ガス・ヴァン・サントが、なんと日本(というか、富士の樹海)を舞台にして、生と死のはざまで揺れる男の魂の放浪を描く詩的な幻想譚。なんで富士の樹海?と首をひねらざる得ないくらい、わざわざここにする意図はない。どこでもよかったのだ。たまたまネットで見つけて、わざわざアメリカからこんなところにまで来る。
自殺のために、ここを訪れた男が、同じようにここで死を覚悟した男と出会い、ふたりで樹海を彷徨う。死ぬはずだったのに、怪我をした男を助けることになる。マシュー・マコノヒー&渡辺謙がそんなふたりを演じる。
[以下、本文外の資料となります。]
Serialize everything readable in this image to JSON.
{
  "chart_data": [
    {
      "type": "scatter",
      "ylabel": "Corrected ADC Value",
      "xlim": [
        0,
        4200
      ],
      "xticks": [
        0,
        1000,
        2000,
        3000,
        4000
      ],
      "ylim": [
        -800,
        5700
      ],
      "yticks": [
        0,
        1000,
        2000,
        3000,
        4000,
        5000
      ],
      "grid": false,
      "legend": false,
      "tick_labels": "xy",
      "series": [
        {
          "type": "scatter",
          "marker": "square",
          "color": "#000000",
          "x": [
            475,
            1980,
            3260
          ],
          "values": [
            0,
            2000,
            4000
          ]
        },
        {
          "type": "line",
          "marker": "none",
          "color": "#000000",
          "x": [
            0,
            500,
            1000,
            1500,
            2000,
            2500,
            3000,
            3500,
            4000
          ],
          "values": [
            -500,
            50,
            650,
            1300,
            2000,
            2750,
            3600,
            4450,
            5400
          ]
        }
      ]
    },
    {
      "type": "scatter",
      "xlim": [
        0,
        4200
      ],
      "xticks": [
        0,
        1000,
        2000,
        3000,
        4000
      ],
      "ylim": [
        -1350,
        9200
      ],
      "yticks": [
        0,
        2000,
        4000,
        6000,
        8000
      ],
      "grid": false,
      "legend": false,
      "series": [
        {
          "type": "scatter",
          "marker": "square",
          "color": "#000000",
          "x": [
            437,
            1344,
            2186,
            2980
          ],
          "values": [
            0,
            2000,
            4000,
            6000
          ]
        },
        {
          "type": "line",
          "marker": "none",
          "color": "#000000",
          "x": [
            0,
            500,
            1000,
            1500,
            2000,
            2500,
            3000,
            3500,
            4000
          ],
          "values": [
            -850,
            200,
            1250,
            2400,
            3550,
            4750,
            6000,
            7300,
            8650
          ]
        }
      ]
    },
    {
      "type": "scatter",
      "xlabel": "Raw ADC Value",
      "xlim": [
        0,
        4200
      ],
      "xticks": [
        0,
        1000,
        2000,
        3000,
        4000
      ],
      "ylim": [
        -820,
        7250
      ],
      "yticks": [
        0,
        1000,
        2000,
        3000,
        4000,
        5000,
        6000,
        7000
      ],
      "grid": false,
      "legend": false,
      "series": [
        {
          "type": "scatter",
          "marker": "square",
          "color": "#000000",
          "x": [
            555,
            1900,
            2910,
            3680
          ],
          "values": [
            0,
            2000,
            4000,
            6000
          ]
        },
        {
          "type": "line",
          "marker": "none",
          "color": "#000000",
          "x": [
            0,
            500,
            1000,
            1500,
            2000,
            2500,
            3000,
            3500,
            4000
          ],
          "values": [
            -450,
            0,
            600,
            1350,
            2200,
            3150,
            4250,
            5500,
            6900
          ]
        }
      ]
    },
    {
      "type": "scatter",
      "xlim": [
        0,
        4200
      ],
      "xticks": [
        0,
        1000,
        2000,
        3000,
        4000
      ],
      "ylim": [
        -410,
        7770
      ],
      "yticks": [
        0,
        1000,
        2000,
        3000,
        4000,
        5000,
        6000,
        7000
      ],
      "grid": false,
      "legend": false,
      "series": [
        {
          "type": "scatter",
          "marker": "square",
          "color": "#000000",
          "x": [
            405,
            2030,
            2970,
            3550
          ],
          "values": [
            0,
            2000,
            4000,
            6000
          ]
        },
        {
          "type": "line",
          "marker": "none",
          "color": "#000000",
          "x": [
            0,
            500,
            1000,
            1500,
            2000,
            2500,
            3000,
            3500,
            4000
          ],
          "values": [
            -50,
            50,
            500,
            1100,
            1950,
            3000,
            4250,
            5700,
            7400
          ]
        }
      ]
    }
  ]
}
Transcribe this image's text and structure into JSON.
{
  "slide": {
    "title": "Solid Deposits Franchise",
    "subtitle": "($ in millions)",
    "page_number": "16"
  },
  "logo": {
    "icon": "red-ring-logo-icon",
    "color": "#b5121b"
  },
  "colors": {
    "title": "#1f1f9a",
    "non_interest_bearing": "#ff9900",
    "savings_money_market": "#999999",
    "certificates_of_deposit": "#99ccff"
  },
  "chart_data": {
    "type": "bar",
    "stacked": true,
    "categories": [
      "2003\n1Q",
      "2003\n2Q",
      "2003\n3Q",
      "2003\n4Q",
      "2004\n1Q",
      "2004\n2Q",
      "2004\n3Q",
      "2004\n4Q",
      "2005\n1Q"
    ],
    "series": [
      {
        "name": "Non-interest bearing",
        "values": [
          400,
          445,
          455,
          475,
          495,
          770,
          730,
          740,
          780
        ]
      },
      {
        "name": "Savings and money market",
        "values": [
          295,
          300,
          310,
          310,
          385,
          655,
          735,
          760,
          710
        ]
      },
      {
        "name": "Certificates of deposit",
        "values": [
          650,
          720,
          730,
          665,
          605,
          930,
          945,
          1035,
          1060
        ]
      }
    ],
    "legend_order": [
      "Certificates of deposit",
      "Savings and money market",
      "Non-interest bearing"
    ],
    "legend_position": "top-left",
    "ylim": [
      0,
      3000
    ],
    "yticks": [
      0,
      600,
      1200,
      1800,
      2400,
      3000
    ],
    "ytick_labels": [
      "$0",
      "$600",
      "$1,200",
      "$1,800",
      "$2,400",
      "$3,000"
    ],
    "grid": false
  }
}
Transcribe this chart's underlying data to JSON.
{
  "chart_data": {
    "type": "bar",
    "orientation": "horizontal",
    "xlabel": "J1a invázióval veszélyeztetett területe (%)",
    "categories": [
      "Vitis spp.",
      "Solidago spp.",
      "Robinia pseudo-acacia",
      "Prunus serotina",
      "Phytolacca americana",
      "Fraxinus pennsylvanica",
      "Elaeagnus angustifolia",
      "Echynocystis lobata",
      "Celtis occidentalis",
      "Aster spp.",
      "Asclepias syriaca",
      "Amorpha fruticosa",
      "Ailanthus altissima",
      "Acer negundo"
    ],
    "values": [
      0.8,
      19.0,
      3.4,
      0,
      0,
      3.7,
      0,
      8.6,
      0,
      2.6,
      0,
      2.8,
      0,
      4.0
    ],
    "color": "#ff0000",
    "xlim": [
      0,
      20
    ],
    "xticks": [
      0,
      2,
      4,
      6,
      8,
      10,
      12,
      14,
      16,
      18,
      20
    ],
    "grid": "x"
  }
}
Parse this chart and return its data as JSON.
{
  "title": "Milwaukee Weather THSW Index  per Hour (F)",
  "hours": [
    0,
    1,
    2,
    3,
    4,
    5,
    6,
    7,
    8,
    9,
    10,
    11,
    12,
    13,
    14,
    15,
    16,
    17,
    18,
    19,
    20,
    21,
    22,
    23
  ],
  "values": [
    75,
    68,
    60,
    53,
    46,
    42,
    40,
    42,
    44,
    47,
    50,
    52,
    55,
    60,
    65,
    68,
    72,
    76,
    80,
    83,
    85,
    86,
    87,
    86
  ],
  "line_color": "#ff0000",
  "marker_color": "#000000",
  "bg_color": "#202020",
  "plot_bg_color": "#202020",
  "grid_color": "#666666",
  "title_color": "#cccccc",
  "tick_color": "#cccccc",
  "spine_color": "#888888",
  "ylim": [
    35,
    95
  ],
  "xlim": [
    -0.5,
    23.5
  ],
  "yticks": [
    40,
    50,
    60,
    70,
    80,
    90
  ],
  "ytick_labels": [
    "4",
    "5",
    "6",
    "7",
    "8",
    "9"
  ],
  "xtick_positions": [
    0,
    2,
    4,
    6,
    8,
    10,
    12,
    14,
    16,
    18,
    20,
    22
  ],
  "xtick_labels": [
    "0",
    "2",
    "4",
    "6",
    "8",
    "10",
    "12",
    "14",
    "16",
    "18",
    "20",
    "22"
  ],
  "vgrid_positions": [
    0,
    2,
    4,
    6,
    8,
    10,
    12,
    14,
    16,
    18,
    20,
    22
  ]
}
死の旅が、生きる旅に変わる時、同行していたはずの男は現実には存在しない男だったことを知る。すべては彼が見た幻影。実に単純な映画だ。登場人物もたった3人。彼らふたりと、回想に出てくるマシューの妻(ナオミ・ワッツ)だけ。(背景程度に登場する人物はいるけど)
こんなにもシンプルな映画を作るのは、なぜか。深い意味はないのだろうけど、ストレートにこの単純なお話を見せたかった。再生のドラマを作りたかった。きっと、ただそれだけのことだ。たぶん。